My continuing calm made his anxiety stronger and he became more frustrated. He started to google some articles about something called Melioidosis.
I don’t know about you guys, but I had never heard of it in my whole life.
So I read these articles about living in tropical areas and how dangerous it is do anything here without gloves, how people have died because of this bacteria which gives you similar symptoms to the flu.
When I finished reading I didn’t feel nice, which T. didn’t help by calling his mum, who is a nurse and had worked with people who had this bacteria. She asked me many questions and told us that T. must observe me for a couple of days.
I don’t know if you know it, but I think what usually happens when somebody mentions symptoms to you, you usually start to feel like you have them. The brain can be a bitch.
I got only a cough from the air-conditioning, so nothing bad happened until next day.
When we woke up the next day, I saw that T. had one swollen right arm with two bites on his skin.
After asking him what happened to his arm, he simply replied, without a blink, that probably a white spider had bitten him. I tried to be calm so I just responded by asking: “Where would have you been bitten by a white spider? This is a nonsense.” But T. made it better and said: “In our bed of course.”
I don’t think a worse possible answer exists. At that moment I didn’t like Australia for the first time. What’s more, I was not able to understand how we could have a spider in our tiny but very clean house, especially when we have grids covering all the windows and doors, or how it is possible that some spider is that cheeky and able to come bite us during the night.
We also knew that if his arm wouldn’t get better in a few days he would have to go to the clinic. To be honest healing is the other problem in a tropical area. It takes a long time.
Fortunately, after a few days his arm healed and we could relax. Well, relax until the time that one day T. pulled back the sheets and found the dead bug.
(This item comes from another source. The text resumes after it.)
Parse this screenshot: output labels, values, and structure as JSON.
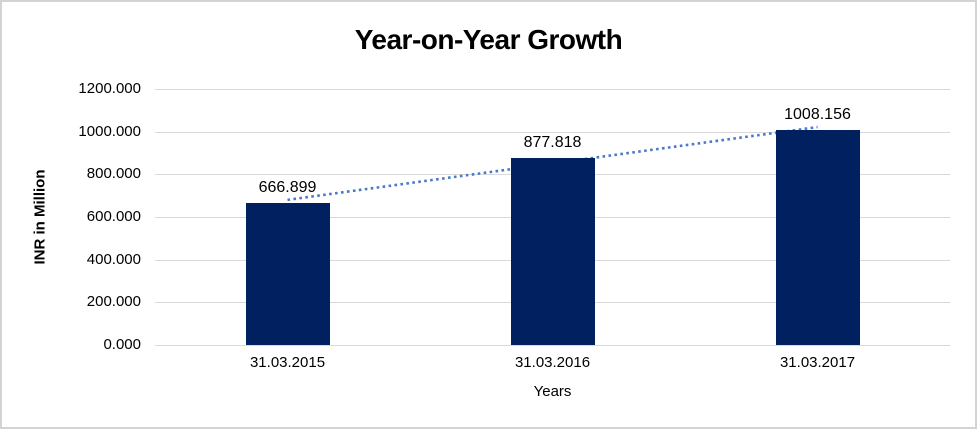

It was about 7 cm long and looked like a wasp with huge antennae.
They say shocks make you stronger and probably it’s true. My reaction wasn’t a hysterical scream (like the day when I saw a 10 cm long cockroach flying around and trying to attack us), or a frightened scream (like the day a cockroach jumped on my hand when I opened a cupboard). Instead of hysteria I looked at the bug and asked “what is it?” Then we started to google entomological websites.
After two weeks in the NT I realised that with hysteria and the denial of some basic facts, like that I am living in a place with 1000 kinds of insects, spiders, reptiles, birds, crocodiles, amphibians, and other kind of mammals but also bacterias, I can’t help myself. There is only one thing which I can do and it is to be careful, enjoy it, but also check everything just in case.
PS: I am really looking forward to the day I will see some huge spider or snake. Then the vision of peace, calm and joy will be gone instantly.